General
- Category: Selenide mineral
- Formula: (Ni,Co)AsSe
- IMA symbol: Jlf
- Strunz classification: 2.EB.25
- Crystal system: Isometric
- Crystal class: Diploidal (m3) H-M symbol: (2m 3)
- Space group: Pa3
- Unit cell: a = 5.831 Å; Z = 4

Identification
- Color: Tin white
- Crystal habit: Anhedral grains
- Mohs scale hardness: 6-6.5
- Luster: Metallic
- Diaphaneity: Opaque
- Density: 7.1 (calculated)
- Optical properties: Isotropic

= Jolliffeite =

Selenide mineral

Jolliffeite is a rare selenide mineral with formula NiAsSe or (Ni,Co)AsSe. It is the selenium analogue of the sulfide mineral gersdorffite, NiAsS, with a common impurity of cobalt, CoAsSe. It is named for its discoverer, Alfred Jolliffe, (1907–1988), a Canadian geologist of Queen's University, Kingston, Ontario.

==Crystallography==
Jolliffeite has cubic symmetry and is therefore isometric meaning crystallographically, it contains three perpendicular axes of equal lengths. It has four three-fold axes all inclined at the same angle to the crystallographic axes. Optically, Jolliffeite is isotropic. Isotropic minerals have a single refractive index and are not birefringent. The single refractive index of Jolliffeite can be determined by its relief.

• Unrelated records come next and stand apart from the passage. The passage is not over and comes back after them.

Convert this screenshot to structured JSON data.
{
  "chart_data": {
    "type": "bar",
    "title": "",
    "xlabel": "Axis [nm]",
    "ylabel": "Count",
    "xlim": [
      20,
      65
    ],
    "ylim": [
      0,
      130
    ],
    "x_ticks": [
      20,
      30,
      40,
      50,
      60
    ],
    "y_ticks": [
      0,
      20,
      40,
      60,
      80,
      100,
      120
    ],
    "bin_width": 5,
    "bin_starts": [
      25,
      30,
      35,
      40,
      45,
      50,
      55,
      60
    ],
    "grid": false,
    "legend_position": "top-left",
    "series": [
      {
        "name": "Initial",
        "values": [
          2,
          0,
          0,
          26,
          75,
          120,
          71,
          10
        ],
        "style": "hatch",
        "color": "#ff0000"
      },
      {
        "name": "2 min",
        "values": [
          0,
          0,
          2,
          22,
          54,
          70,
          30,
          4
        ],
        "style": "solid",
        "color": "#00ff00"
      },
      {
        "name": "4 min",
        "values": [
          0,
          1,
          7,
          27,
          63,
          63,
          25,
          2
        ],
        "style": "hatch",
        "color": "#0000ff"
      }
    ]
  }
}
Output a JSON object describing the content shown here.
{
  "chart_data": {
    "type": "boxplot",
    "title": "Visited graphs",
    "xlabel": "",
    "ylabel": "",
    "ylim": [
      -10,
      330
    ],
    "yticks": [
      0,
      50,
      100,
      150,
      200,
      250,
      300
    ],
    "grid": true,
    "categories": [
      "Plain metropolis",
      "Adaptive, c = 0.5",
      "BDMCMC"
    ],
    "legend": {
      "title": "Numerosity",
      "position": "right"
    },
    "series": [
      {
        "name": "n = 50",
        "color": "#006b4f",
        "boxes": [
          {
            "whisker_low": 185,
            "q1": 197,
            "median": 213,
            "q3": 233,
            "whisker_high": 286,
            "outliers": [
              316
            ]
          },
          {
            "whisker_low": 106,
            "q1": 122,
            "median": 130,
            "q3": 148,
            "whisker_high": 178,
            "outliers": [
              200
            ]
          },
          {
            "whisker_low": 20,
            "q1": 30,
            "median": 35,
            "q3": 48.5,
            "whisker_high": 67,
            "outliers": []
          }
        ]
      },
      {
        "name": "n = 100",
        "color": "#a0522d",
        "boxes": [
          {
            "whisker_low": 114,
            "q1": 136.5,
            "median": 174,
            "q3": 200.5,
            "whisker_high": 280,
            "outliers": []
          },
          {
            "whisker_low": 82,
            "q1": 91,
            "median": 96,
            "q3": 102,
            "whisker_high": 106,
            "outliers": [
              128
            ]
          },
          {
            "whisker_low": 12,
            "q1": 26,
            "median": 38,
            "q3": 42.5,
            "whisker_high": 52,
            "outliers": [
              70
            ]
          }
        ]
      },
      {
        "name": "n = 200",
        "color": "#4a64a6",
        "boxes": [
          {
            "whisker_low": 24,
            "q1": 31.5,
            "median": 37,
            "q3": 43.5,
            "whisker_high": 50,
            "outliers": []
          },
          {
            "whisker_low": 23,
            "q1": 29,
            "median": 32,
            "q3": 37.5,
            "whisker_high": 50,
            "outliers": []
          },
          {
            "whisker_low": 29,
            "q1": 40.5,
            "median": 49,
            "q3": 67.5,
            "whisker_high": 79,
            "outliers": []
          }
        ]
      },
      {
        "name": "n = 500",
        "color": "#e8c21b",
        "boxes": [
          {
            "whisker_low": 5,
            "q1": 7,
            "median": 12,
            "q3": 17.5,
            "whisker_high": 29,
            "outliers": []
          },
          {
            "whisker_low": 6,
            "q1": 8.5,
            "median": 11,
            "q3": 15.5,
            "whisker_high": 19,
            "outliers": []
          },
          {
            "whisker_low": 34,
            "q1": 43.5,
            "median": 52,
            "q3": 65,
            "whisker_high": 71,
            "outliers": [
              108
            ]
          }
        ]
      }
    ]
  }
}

==Discovery and Importance==
Jollifeite was discovered in 1991 within a fracture zone near a contact of an intrusive peridotite with dolomite from the Fish Hook Bay area, Shirley Peninsula, north shore of Lake Athabaska, Saskatchewan, Canada, in a geological environment with high concentration of platinum group elements. The area of the Shirley Peninsula consists of rocks mainly Archean in age. The rare finding of Jolliffeite in this region is helping geologists piece together more of the area's history. Its composition of nickel and arsenic makes it important for mineral resources as the two have many common uses. Jollifeite's presence may also lead to the finding of other important minerals as it was found in the drill core with chalcopyrite, pyrite, hematite, arsenopyrite, bornite, calcite, dolomite, quartz, cofinite, pitchblende, native gold, native silver, cobaltite, and micas.